À Erbil, la patience des Libanais pourrait leur rapporter gros

Les investisseurs sont encouragés par la protection américaine du Kurdistan irakien et le départ de Maliki qui pourrait débloquer la crise politique.

Photo archives

Erbil vient de connaître son « Annus horribilis ». Alors que le conflit entre les autorités du Kurdistan irakien et le pouvoir central à Bagdad a éreinté l'économie de la région autonome kurde, l'avancée fulgurante des jihadistes de l'État islamique (EI, ex-Daech) a donné l'impression d'avoir achevé les espoirs de tant d'investisseurs, dont un grand nombre de Libanais, venus tenter leur chance dans ce nouvel eldorado.
« La situation économique a commencé à se dégrader bien avant l'offensive des jihadistes à Mossoul », explique Alain Hannouche, avocat de plusieurs compagnies libanaises installées au Kurdistan irakien et juriste d'affaires établi à Erbil. Selon lui, le problème majeur a été durant toute une période le conflit politique entre le gouvernement kurde à Erbil et le gouvernement central à Bagdad. « Le bras de fer entre l'ex-Premier ministre Nouri el-Maliki et le Kurdistan a entraîné une grave récession dans cette région.
Il faut savoir que cette province autonome touche, selon la Constitution, 17 % du budget total de l'Irak. Or, suite à ce conflit, Bagdad a refusé pendant longtemps de transférer de l'argent à Erbil pour faire pression sur les Kurdes. Du coup, le Kurdistan ne recevait aucune somme d'argent du Trésor public, et les fonctionnaires n'ont pas été payés depuis belle lurette », explique Alain Hannouche, ajoutant que « le manque de liquidités a entraîné l'arrêt d'une partie importante des grands projets financés par l'État, ce qui a gravement sanctionné les entrepreneurs et tous ceux qui travaillent dans le secteur, non seulement du bâtiment, mais des télécoms, etc. ».
Les entreprises se sont vues piégées entre le fait de se retirer des projets en cours, ou bien de continuer à travailler en attendant d'être rémunérées plus tard. « C'est le cas de plusieurs grandes compagnies libanaises qui ont investi des sommes énormes, selon Alain Hannouche, et qui espèrent toujours d'être payées rapidement. »

 

Les petites entreprises touchées
« La crise qui a touché le Kurdistan a surtout affecté les petites entreprises », affirme pour sa part, Jean A., entrepreneur libanais et propriétaire du groupe Mountain Gate, à Erbil. « Les Libanais qui viennent d'investir dans le pays, et qui ont dépensé toutes leurs économies dans leur projet, ont énormément souffert, puisqu'ils ne pouvaient pas se permettre d'attendre davantage pour engranger des bénéfices qui tardaient à venir, affirme-t-il. Certains ont dû mettre la clé sous la porte. Je connais personnellement deux restaurants libanais qui ont fermé récemment », ajoute-t-il.
Ces faillites sont dues à un autre problème que la région a encouru : la fermeture des frontières entre le Kurdistan et le reste du pays, déclare Alain Hannouche. « Suite à la dégradation de la situation sécuritaire dans le reste de l'Irak, notamment à cause des attentats qui ont secoué le pays depuis des mois, le gouvernement local a renforcé les conditions d'entrée au Kurdistan », affirme-t-il. Conséquence directe de cette politique, selon lui, « les Irakiens arabes ont arrêté de venir faire leurs achats à Erbil. Or les Arabes sont les premiers consommateurs et clients de la région. Ils remplissaient les centres commerciaux, les restaurants, etc., contrairement aux Kurdes qui ne sont pas très dépensiers. Cette conjoncture a influé négativement sur les secteurs de la restauration et du divertissement ».
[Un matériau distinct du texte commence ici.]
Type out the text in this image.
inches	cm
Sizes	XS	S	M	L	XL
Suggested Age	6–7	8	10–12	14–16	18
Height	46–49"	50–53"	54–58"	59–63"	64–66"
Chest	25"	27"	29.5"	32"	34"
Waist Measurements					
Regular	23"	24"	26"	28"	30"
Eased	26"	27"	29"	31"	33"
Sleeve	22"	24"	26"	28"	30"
Pour Charbel Abi Nader, manager de « Bakery and more » (une boulangerie, pâtisserie et restaurant) à Erbil, il y a actuellement une atmosphère d'abattement dans la ville. « Il y avait avant la montée en puissance des jihadistes en Irak près de 17 000 Libanais venus travailler et investir dans le Kurdistan, une région qui avait un potentiel énorme », se rappelle-t-il. Or, estime M. Abi Nader, « le conflit politique avec Bagdad, et ses répercussions, notamment la pénurie d'essence qui a frappé la région dernièrement, ont fini par saper le dynamisme économique qui prévalait dans la région du Kurdistan depuis quelques années ».
Et pour finir, la proximité des combats a déstabilisé la confiance des investisseurs, du moins à court terme. « Plusieurs établissements ont dû fermer, après les lourdes pertes qu'ils sont subies, notamment dans le domaine de la restauration. Le secteur du bâtiment a été lui aussi gravement touché, se répercutant sur plusieurs autres secteurs concomitants », précise-t-il, ajoutant « qu'une carrière appartenant à un Libanais, et proche du fameux barrage de Mossoul où de violents combats ont eu lieu récemment, a arrêté de fonctionner à cause du manque de projets et de commandes ».

 

Plus de peur que de mal
Jean A. estime par ailleurs que la croissance économique qui s'est légèrement contractée dernièrement à Erbil est « surtout à cause de la peur engendrée par les combats qui se sont déroulés à proximité. Néanmoins, le Kurdistan irakien n'a pas été touché par les violences et il n'y a aucune crainte concernant la sécurité à Erbil. Avec l'éloignement du danger, la vie reprend son train-train habituel ».
Toutefois, ajoute Charbel Abi Nader, « le flux énorme de déplacés, notamment des chrétiens qui ont tout perdu, ne va pas faciliter la situation ». Selon lui, « des milliers de chrétiens sont venus sans un sou. Ils seront donc beaucoup plus un poids supplémentaire sur l'économie d'Erbil ».
Pour M. Abi Nader, « la situation actuelle est très critique pour ceux qui ne peuvent pas attendre davantage. Les établissements forts seront ceux qui peuvent supporter cette période, en attendant des jours meilleurs ». Jean A. abonde dans le même sens : « Les compagnies libanaises de grande envergure ont pu résister au choc. Elles sont déjà bien implantées sur le marché. Elles peuvent se permettre de travailler au ralenti en attendant des jours meilleurs. » Selon lui, « leur patience sera récompensée parce que le Kurdistan, malgré cette crise passagère, est en plein boom économique. D'autant plus que les Kurdes sont généralement reconnaissants. Ils apprécient ceux qui ont été à leurs côtés dans les moments difficiles, et ne les ont pas lâchés ».

 

Les Libanais, premiers à croire au potentiel du Kurdistan
L'entrepreneur libanais estime par ailleurs que ses compatriotes « ont un autre atout important : ils ont été parmi les premiers à croire au potentiel du Kurdistan, et ils ont l'expérience nécessaire pour travailler dans un pays qui sort d'un conflit ».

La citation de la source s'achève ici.